Before going into the differences, we should define what each are. Functional testing involves testing the application against the business requirements. The goal of functional testing is to verify that the application is behaving the way it was designed to.
Functional testing ensures that your software is ready to for release to the public. It also verifies that all the specified requirements have been incorporated.
There are two major categories of functional testing: positive and negative functional testing. Positive functional testing involves inputting valid inputs to see how the application responds to these and also testing to determine if outputs are correct. Negative functional testing involves using different invalid inputs, unanticipated operating conditions and other invalid operations.
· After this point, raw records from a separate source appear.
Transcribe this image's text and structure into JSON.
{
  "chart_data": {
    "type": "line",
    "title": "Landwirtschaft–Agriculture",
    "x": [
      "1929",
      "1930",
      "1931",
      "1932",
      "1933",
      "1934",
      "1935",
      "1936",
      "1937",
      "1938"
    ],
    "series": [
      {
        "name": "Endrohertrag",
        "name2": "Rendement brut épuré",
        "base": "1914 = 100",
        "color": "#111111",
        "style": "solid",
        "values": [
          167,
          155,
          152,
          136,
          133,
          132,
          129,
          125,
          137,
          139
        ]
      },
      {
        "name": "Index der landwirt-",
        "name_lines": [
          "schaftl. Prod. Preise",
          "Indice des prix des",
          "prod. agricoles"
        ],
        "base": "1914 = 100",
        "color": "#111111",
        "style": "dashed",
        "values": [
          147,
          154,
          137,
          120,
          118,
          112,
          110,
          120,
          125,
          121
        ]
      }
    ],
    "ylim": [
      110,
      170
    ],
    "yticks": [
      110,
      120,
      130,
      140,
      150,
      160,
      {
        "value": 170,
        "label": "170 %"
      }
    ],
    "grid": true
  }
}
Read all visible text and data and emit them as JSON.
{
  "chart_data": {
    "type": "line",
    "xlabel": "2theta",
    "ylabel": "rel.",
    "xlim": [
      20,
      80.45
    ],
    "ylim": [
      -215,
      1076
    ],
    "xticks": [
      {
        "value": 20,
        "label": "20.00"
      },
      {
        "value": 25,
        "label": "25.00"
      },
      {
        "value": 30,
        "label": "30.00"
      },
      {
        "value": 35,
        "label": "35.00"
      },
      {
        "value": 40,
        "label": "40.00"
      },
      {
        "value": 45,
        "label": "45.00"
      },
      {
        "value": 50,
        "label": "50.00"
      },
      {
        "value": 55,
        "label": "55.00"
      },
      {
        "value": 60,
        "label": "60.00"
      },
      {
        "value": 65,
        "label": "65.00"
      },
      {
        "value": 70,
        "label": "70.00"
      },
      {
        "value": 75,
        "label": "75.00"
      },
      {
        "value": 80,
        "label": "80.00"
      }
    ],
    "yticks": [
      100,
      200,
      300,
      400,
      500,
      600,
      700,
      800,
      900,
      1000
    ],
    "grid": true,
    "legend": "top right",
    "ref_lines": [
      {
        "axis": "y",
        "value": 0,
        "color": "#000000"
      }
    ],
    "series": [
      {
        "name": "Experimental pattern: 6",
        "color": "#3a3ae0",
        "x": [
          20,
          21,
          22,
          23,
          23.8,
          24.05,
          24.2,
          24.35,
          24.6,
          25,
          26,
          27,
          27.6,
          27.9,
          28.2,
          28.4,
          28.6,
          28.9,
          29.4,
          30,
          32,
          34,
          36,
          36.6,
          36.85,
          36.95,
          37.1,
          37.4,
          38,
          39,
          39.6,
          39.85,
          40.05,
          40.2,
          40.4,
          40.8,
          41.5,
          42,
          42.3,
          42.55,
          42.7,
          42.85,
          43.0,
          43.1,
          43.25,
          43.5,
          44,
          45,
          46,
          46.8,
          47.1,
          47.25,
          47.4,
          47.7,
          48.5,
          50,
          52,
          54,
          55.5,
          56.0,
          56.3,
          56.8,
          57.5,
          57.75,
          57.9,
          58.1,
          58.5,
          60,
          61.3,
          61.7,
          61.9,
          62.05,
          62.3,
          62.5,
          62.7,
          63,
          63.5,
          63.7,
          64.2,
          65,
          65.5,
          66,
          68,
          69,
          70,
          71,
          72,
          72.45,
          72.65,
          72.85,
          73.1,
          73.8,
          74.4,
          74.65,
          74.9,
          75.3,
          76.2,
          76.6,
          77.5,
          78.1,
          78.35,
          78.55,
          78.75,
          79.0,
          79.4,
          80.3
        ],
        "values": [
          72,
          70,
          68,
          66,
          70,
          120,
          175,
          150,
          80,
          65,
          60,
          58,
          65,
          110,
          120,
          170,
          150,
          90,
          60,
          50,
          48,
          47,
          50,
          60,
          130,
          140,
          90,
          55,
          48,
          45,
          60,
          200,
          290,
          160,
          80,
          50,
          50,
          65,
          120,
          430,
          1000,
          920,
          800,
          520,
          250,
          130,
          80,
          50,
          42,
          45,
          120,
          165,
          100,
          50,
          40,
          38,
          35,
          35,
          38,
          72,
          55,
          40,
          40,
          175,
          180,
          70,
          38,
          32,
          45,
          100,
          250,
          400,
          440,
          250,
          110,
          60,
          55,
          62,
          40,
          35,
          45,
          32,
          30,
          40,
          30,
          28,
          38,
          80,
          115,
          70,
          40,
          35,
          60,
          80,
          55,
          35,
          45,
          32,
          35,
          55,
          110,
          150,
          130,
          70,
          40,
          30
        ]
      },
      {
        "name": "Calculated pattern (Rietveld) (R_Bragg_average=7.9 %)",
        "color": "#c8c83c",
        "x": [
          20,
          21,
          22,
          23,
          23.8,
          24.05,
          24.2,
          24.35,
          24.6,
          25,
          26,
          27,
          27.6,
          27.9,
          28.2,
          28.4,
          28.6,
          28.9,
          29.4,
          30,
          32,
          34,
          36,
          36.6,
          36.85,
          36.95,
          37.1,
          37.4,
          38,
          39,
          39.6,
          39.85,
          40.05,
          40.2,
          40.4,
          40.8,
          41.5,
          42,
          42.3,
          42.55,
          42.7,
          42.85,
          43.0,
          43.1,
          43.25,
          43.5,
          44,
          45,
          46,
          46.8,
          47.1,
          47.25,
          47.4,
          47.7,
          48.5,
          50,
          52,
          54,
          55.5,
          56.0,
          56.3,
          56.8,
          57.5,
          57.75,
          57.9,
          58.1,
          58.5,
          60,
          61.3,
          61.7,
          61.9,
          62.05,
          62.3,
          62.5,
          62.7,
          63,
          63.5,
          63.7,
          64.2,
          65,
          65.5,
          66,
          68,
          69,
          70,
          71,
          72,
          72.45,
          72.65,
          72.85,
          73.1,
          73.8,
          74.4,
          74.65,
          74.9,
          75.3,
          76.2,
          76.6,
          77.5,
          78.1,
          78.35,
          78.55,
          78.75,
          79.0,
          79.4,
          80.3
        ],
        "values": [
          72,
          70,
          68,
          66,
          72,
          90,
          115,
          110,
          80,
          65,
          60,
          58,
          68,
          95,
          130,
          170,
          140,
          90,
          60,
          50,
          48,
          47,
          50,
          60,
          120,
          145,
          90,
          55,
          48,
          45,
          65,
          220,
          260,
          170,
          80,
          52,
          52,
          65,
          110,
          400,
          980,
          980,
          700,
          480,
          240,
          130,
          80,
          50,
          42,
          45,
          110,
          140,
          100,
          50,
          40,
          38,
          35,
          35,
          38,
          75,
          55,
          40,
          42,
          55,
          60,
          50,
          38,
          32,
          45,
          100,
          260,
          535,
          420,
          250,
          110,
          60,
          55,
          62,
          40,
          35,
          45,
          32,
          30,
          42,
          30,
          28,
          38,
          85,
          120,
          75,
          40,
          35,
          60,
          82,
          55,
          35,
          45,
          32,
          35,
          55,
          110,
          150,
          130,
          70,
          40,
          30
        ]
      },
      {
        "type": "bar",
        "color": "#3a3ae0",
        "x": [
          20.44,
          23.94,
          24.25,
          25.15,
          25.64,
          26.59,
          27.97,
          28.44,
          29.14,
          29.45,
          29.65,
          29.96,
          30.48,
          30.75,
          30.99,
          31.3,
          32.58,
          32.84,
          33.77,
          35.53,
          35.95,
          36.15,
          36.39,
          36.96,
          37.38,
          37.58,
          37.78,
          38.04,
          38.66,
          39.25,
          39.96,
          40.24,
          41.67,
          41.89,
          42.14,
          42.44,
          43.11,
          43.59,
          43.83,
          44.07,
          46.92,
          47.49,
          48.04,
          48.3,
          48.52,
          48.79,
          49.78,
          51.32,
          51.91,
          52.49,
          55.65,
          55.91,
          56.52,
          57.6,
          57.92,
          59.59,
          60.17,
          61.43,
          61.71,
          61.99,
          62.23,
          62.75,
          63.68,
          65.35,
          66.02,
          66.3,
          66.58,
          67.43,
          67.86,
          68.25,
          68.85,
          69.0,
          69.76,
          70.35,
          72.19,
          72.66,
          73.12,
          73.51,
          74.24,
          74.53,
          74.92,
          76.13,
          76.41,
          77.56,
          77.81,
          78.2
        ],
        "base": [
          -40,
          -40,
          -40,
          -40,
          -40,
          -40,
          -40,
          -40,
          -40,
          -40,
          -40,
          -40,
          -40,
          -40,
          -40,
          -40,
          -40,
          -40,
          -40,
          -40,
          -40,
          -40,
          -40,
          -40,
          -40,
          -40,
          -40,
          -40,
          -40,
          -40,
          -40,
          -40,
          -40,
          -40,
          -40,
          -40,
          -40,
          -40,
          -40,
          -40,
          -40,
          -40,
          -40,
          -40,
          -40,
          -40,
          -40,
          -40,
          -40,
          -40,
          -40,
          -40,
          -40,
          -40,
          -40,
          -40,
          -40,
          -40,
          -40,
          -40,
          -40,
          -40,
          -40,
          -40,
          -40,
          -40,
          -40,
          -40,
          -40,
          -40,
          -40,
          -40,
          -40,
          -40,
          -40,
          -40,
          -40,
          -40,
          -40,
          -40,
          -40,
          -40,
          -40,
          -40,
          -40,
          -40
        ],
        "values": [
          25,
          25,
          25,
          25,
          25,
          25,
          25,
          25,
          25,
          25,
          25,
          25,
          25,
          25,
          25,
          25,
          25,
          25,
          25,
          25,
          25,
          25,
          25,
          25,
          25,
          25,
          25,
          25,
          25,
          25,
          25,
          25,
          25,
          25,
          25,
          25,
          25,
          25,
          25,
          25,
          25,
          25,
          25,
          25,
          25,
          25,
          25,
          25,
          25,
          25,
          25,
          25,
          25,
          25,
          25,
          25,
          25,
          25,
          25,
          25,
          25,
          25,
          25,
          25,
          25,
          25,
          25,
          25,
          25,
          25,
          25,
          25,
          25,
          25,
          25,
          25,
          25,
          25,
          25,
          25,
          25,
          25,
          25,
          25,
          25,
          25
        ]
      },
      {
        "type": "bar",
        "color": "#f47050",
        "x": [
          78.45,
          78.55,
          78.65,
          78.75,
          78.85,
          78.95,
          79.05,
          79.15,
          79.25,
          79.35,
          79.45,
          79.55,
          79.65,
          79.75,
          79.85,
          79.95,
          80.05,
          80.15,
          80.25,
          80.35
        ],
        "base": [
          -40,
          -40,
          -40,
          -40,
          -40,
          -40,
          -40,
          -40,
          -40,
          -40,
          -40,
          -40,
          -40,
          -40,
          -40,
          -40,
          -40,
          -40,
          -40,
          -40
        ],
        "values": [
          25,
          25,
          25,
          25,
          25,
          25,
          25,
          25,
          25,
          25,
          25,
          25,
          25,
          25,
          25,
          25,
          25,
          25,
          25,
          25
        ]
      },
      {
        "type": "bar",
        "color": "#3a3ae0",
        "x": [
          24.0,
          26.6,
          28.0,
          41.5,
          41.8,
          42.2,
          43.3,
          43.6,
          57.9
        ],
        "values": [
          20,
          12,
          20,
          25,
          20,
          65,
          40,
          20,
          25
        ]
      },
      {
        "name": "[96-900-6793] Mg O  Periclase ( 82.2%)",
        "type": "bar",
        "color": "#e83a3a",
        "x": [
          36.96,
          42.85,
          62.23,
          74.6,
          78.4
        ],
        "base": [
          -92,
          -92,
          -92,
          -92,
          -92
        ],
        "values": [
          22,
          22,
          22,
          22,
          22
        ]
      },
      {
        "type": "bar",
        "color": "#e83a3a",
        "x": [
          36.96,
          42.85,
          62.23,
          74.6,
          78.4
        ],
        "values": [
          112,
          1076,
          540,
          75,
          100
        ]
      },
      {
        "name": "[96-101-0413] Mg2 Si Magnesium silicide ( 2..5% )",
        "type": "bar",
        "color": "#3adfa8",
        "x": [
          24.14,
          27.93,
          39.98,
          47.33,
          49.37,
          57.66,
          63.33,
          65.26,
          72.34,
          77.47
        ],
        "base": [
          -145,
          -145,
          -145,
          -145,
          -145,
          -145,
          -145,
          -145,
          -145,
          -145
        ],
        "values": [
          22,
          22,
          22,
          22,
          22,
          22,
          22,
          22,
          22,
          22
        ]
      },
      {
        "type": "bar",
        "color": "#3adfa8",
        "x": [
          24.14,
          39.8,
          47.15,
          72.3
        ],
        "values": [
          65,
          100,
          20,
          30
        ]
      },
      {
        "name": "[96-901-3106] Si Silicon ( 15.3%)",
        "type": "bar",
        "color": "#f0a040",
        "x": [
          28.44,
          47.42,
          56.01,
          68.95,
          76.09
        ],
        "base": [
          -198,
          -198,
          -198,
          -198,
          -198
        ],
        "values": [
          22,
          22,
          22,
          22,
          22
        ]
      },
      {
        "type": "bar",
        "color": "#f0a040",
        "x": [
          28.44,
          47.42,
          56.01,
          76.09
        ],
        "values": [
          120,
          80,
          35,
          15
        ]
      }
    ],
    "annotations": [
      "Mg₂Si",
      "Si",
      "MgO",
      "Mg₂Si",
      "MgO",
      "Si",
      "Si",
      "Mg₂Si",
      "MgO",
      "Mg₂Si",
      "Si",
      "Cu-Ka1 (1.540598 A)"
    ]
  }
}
While functional testing is concerned about business requirements, non-functional testing is designed to figure out if your product will provide a good user experience. For example, non-functional tests are used to determine how fast the product responds to a request or how long it takes to do an action. Examples of non-functional tests include:
- Load/Performance testing
- Compatibility testing
- Localization testing
- Security testing
- Reliability testing
- Stress testing
- Usability testing
- Compliance testing
What’s the Difference?
The major difference between functional and non-functional testing is this: Functional testing ensures that your product meets customer and business requirements, and doesn’t have any major bugs. On the other hand, non-functional testing wants to see if the product stands up to customer expectations.
Basically, functional testing is designed to determine that the application’s features and operations perform the way they should. Non-functional testing wants to know that the product “behaves” correctly.
Your application needs to pass both categories of testing to ensure that your consumers have a good experience with your product. Failure to release a working product that meets the needs of consumer demands can damage your company’s reputation and reduce overall product sales.